Ревизор 2.0 - Геннадий Марченко
Шрифт:
Интервал:
Закладка:
– Так ведь он же это… крепостной, – проблеял мастер. – И вообще сирота…
– И что? Раз крепостной да тем более сирота, можно унижать, избивать, убивать? Он такой же человек, просто родился в семье крепостного. И вы могли бы родиться крепостным, понравилось бы вам, отходи вас кто-нибудь кнутом?
Мальчонка поглядывал на своего защитника из-под руки, и в его взгляде читалась смесь страха и почтения к человеку, которого купец уважительно водил по своей фабрике.
– Хм… Ты, Прокопий, отойди, его высокоблагородие дело говорит, – вставил Алексей Нифонтович. – Человек – не пенёк деревянный, он денег стоит. Ежели ты мне каждого полосовать так будешь – один убыток с того мне получится. Раз полоснул – и хватит. А то ты так мне весь товар перепортишь.
Человек – товар?! Копытман хотел было продолжить свой возмущённый спич, но только махнул рукой. Нет, этих людей так просто не переделаешь. Крепостное право отменят – а они ещё долго будут недовольно ворчать, как южане в США по поводу отмены рабовладения. Сегодня он помог пареньку, а завтра в отместку его же ещё сильнее отделают.
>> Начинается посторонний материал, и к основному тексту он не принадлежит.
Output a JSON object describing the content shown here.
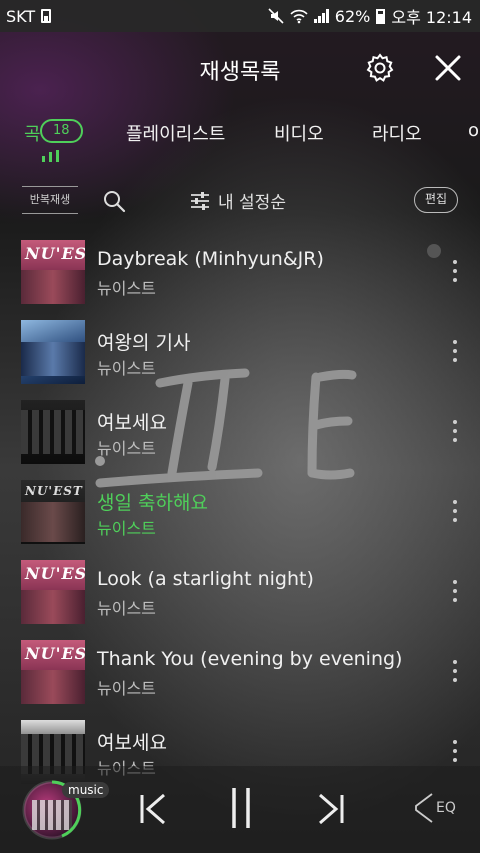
{
  "status_bar": {
    "carrier": "SKT",
    "battery": "62%",
    "time": "오후 12:14",
    "icons": [
      "sim-icon",
      "mute-icon",
      "wifi-icon",
      "signal-icon",
      "battery-icon"
    ]
  },
  "header": {
    "title": "재생목록",
    "settings_icon": "gear-icon",
    "close_icon": "close-icon"
  },
  "tabs": [
    {
      "label": "곡",
      "count": "18",
      "active": true
    },
    {
      "label": "플레이리스트",
      "active": false
    },
    {
      "label": "비디오",
      "active": false
    },
    {
      "label": "라디오",
      "active": false
    },
    {
      "label": "o",
      "active": false
    }
  ],
  "toolbar": {
    "repeat_label": "반복재생",
    "sort_label": "내 설정순",
    "edit_label": "편집"
  },
  "songs": [
    {
      "title": "Daybreak (Minhyun&JR)",
      "artist": "뉴이스트",
      "cover": "nuest-pink",
      "playing": false
    },
    {
      "title": "여왕의 기사",
      "artist": "뉴이스트",
      "cover": "blue",
      "playing": false
    },
    {
      "title": "여보세요",
      "artist": "뉴이스트",
      "cover": "dark",
      "playing": false
    },
    {
      "title": "생일 축하해요",
      "artist": "뉴이스트",
      "cover": "nuest-dark",
      "playing": true
    },
    {
      "title": "Look (a starlight night)",
      "artist": "뉴이스트",
      "cover": "nuest-pink",
      "playing": false
    },
    {
      "title": "Thank You (evening by evening)",
      "artist": "뉴이스트",
      "cover": "nuest-pink",
      "playing": false
    },
    {
      "title": "여보세요",
      "artist": "뉴이스트",
      "cover": "dark",
      "playing": false
    }
  ],
  "player": {
    "badge": "music",
    "eq_label": "EQ",
    "accent": "#4fcf5a"
  },
  "colors": {
    "accent": "#4fcf5a",
    "text": "#f0f0f0",
    "subtext": "#bdbdbd"
  }
}
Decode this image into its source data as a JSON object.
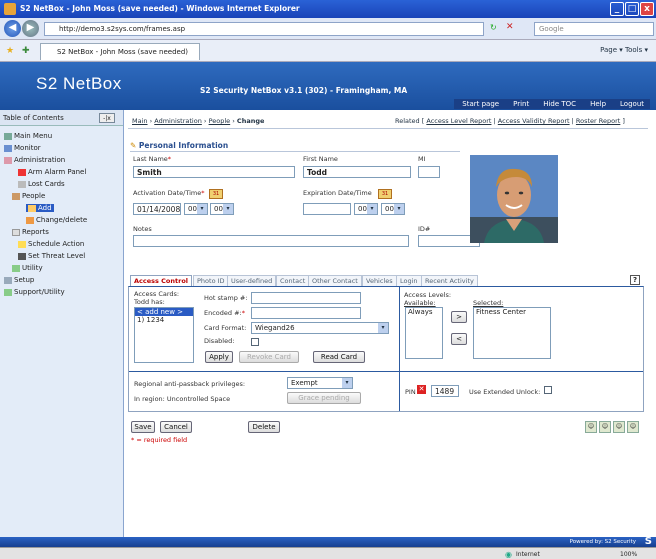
{
  "window": {
    "title": "S2 NetBox - John Moss (save needed) - Windows Internet Explorer",
    "url": "http://demo3.s2sys.com/frames.asp",
    "search_placeholder": "Google",
    "tab_title": "S2 NetBox - John Moss (save needed)",
    "ie_tools": "Page ▾  Tools ▾"
  },
  "app": {
    "logo": "S2 NetBox",
    "title": "S2 Security NetBox v3.1 (302) - Framingham, MA",
    "menu": [
      "Start page",
      "Print",
      "Hide TOC",
      "Help",
      "Logout"
    ]
  },
  "toc": {
    "header": "Table of Contents",
    "items": [
      {
        "label": "Main Menu"
      },
      {
        "label": "Monitor"
      },
      {
        "label": "Administration"
      },
      {
        "label": "Arm Alarm Panel"
      },
      {
        "label": "Lost Cards"
      },
      {
        "label": "People"
      },
      {
        "label": "Add"
      },
      {
        "label": "Change/delete"
      },
      {
        "label": "Reports"
      },
      {
        "label": "Schedule Action"
      },
      {
        "label": "Set Threat Level"
      },
      {
        "label": "Utility"
      },
      {
        "label": "Setup"
      },
      {
        "label": "Support/Utility"
      }
    ]
  },
  "breadcrumb": {
    "main": "Main",
    "admin": "Administration",
    "people": "People",
    "current": "Change"
  },
  "related": {
    "label": "Related [",
    "links": [
      "Access Level Report",
      "Access Validity Report",
      "Roster Report"
    ],
    "end": "]"
  },
  "section_title": "Personal Information",
  "form": {
    "last_name_label": "Last Name",
    "last_name": "Smith",
    "first_name_label": "First Name",
    "first_name": "Todd",
    "mi_label": "MI",
    "activation_label": "Activation Date/Time",
    "activation_date": "01/14/2008",
    "activation_hour": "00",
    "activation_min": "00",
    "expiration_label": "Expiration Date/Time",
    "expiration_hour": "00",
    "expiration_min": "00",
    "notes_label": "Notes",
    "id_label": "ID#"
  },
  "tabs": [
    "Access Control",
    "Photo ID",
    "User-defined",
    "Contact",
    "Other Contact",
    "Vehicles",
    "Login",
    "Recent Activity"
  ],
  "access": {
    "cards_label": "Access Cards:",
    "has_label": "Todd has:",
    "cards": [
      "< add new >",
      "1) 1234"
    ],
    "hotstamp_label": "Hot stamp #:",
    "encoded_label": "Encoded #:",
    "format_label": "Card Format:",
    "format": "Wiegand26",
    "disabled_label": "Disabled:",
    "apply": "Apply",
    "revoke": "Revoke Card",
    "read": "Read Card",
    "levels_label": "Access Levels:",
    "available_label": "Available:",
    "selected_label": "Selected:",
    "available": [
      "Always"
    ],
    "selected": [
      "Fitness Center"
    ],
    "add_arrow": ">",
    "remove_arrow": "<",
    "antipass_label": "Regional anti-passback privileges:",
    "antipass_value": "Exempt",
    "region_label": "In region: Uncontrolled Space",
    "grace": "Grace pending",
    "pin_label": "PIN",
    "pin": "1489",
    "ext_unlock_label": "Use Extended Unlock:"
  },
  "actions": {
    "save": "Save",
    "cancel": "Cancel",
    "delete": "Delete",
    "required_note": "* = required field"
  },
  "footer": {
    "powered": "Powered by: S2 Security",
    "status_zone": "Internet",
    "zoom": "100%"
  },
  "colors": {
    "header_blue": "#1a4f9e",
    "required_red": "#cc0000",
    "tab_active_red": "#bb0000"
  }
}
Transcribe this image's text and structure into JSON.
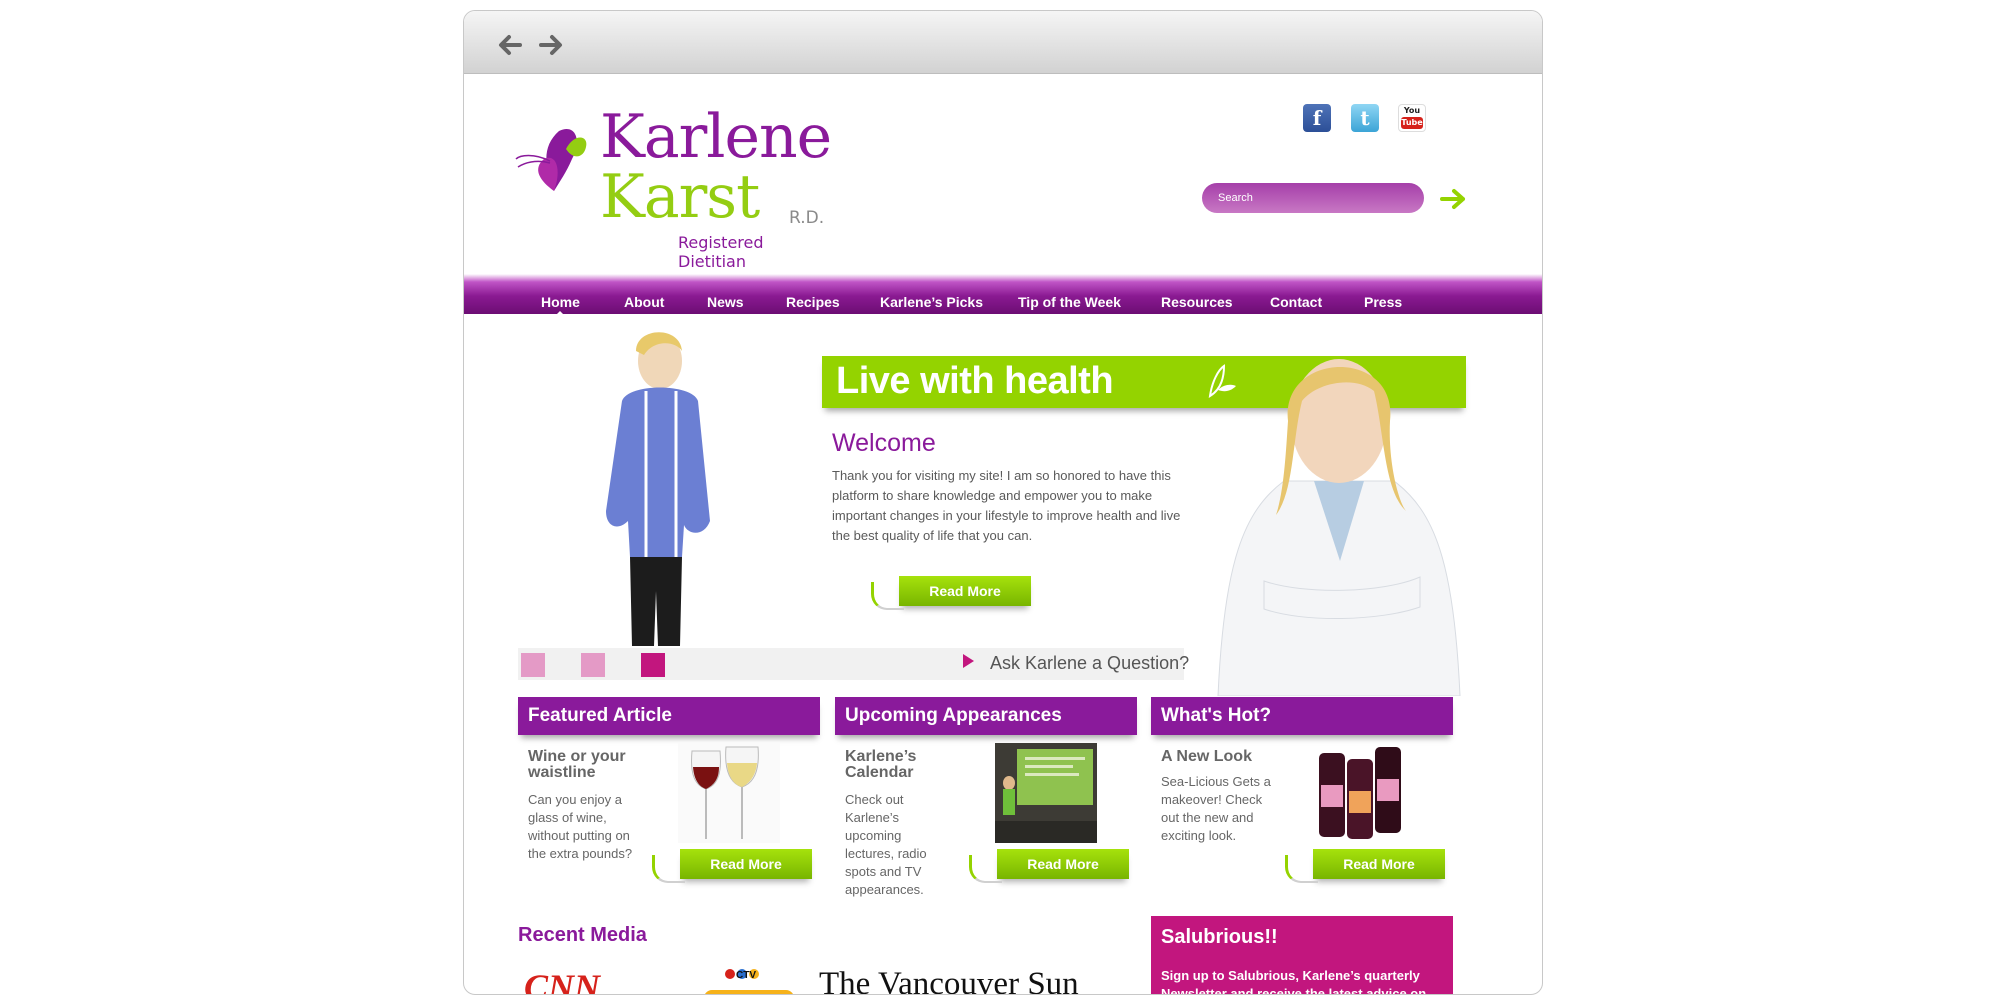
{
  "browser": {
    "back_icon": "back-arrow-icon",
    "forward_icon": "forward-arrow-icon"
  },
  "logo": {
    "first_name": "Karlene",
    "last_name": "Karst",
    "credential": "R.D.",
    "subtitle": "Registered Dietitian"
  },
  "social": [
    {
      "name": "facebook-icon",
      "glyph": "f"
    },
    {
      "name": "twitter-icon",
      "glyph": "t"
    },
    {
      "name": "youtube-icon",
      "top": "You",
      "bottom": "Tube"
    }
  ],
  "search": {
    "placeholder": "Search"
  },
  "nav": {
    "items": [
      {
        "label": "Home",
        "active": true
      },
      {
        "label": "About"
      },
      {
        "label": "News"
      },
      {
        "label": "Recipes"
      },
      {
        "label": "Karlene’s Picks"
      },
      {
        "label": "Tip of the Week"
      },
      {
        "label": "Resources"
      },
      {
        "label": "Contact"
      },
      {
        "label": "Press"
      }
    ]
  },
  "hero": {
    "banner": "Live with health",
    "welcome_title": "Welcome",
    "welcome_text": "Thank you for visiting my site! I am so honored to have this platform to share knowledge and empower you to make important changes in your lifestyle to improve health and live the best quality of life that you can.",
    "read_more": "Read More",
    "ask": "Ask Karlene a Question?",
    "dot_colors": [
      "#e49ac6",
      "#e49ac6",
      "#c2167e"
    ]
  },
  "columns": [
    {
      "title": "Featured Article",
      "subtitle": "Wine or your waistline",
      "body": "Can you enjoy a glass of wine, without putting on the extra pounds?",
      "button": "Read More"
    },
    {
      "title": "Upcoming Appearances",
      "subtitle": "Karlene’s Calendar",
      "body": "Check out Karlene’s upcoming lectures, radio spots and TV appearances.",
      "button": "Read More"
    },
    {
      "title": "What's Hot?",
      "subtitle": "A New Look",
      "body": "Sea-Licious Gets a makeover! Check out the new and exciting look.",
      "button": "Read More"
    }
  ],
  "recent_media": {
    "title": "Recent Media",
    "logos": [
      "CNN",
      "CTV",
      "The Vancouver Sun"
    ]
  },
  "salubrious": {
    "title": "Salubrious!!",
    "text": "Sign up to Salubrious, Karlene’s quarterly Newsletter and receive the latest advice on"
  },
  "colors": {
    "purple": "#8a1a9b",
    "green": "#94d300",
    "magenta": "#c2167e"
  }
}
– Послушайте, Алексей Нифонтович, – обратился инспектор. – А этот парнишка в самом деле сирота?
– Сейчас точно скажу…. Эй, Прокопий! Подойди-ка сюда. Расскажи-ка про мальца, как звать, кто он, откуда?
– Дык, чего про Митьку рассказывать-то, – сдвинув картуз на лоб, почесал лоб мастер. – Нифонтовых он сын, Кузьмы и Пелагеи. Пелагея померла, когда Митьку рожала, так что матери он не знает. А отца о прошлом годе на вашей же на причале бревном прибило. Ни братьёв, ни сестёр нет, так что один он как перст. Живёт при фабрике, в подвале на топчане спит.
– А с работой как, справляется? Часто лупишь?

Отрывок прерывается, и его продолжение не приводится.